Euroscepticism might be on the rise across Europe, but the continental debate on the EU is not even remotely as detached from reality as it is in the UK. Except for those on the far right, Eurosceptics usually question individual aspects of the EU such as the euro or the recent austerity policy rather than membership. What is more, tabloids spreading lies and myths on the EU to the same extent as The Sun, The Express or The Daily Mail either don’t exist or are not quite as influential in other member states. Finally, the countries displaying the strongest degree of Euroscepticism tend to be those most dependent on EU funding, limiting both their incentive to leave as well as the impact their exit would have on the Union.
Brexit is a catastrophe. But a close win for Remain would not exactly have been a triumph either. Neither would it have weakened the likes of Nigel Farage, nor would it have strengthened the European idea. In contrast, Brexit will finally showcase what the European Union actually means for the well-being of its members. It will shed light on the benefits it entails – benefits that are largely taken for granted. And it will show in all brutality what it means to give up on them.
The current chaos in Britain does not go unnoticed. Neither will Brexit’s medium to long term impact on the UK. If the damage to continental Europe and its economy can be contained, Brexit might even reinvigorate sympathies for European integration.
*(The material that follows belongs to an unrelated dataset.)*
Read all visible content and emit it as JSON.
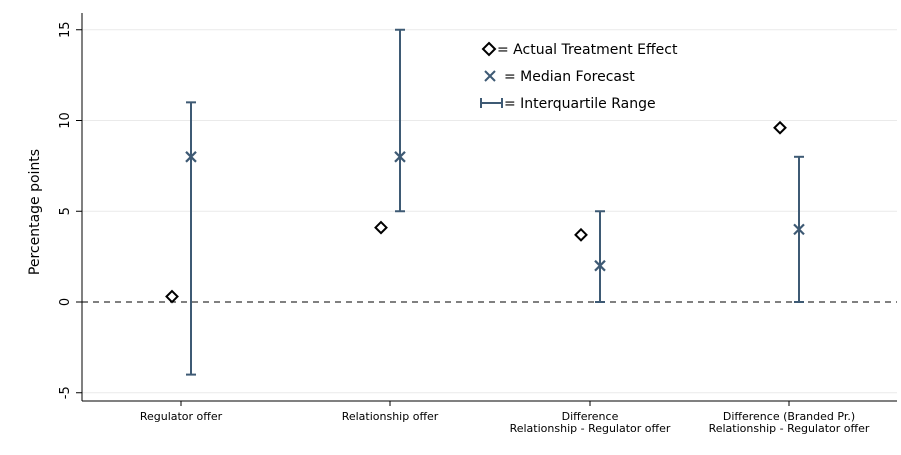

The best option the UK can hope for now is to get a deal like Switzerland or Norway. If it wants to retain free movement of goods, services and capital, then it will also have to accept free movement of persons. Access to the single market will require adhering to much of the EU’s key legislation and paying into the EU’s budget. Hence there will be few savings to be spent in Britain, let’s say on the NHS. At the same time the UK will not be at the table when decisions on the EU legislation it will have to follow or the EU’s budget it will have to contribute to are made. Meanwhile, the UK might lose the passporting rights enabling London-based banks to operate freely across Europe’s financial markets and which would prompt financial institutions to relocate parts of their staff and operations to the Eurozone. Obviously experts predicted all that before the referendum. But then again expert opinion wasn’t very much in demand.
Continental Europe might develop more favourably. Brexit is unlikely to be followed by a leap towards federalism in Europe. However, the European Union will face far less political resistance to further integration and to the creation of economic governance able to deal more efficiently with the Eurozone crisis and potentially prevent further ones. Moreover, it will face less obstacles to developing its social dimension, offering the opportunity to win back trust within its populations.
Over the next one or two decades, the British public might realize that sitting at the table in Brussels were worth the few more directives and regulations that EU membership entails in comparison to the deal they will have by then. They may even realize that participation in Europe’s political integration is more than just a necessary evil. The UK’s demographic development will work in favour of such developments.
At some point, Britain could consider applying for membership again. It will face the same accession process as all other candidate countries. It will have to implement the entire Acquis Communautaire without getting any relevant opt-outs or rebates. And then one day, it might rejoin what has hopefully become a more integrated, more social and much better governed European Union. One that possibly already has Scotland as a member.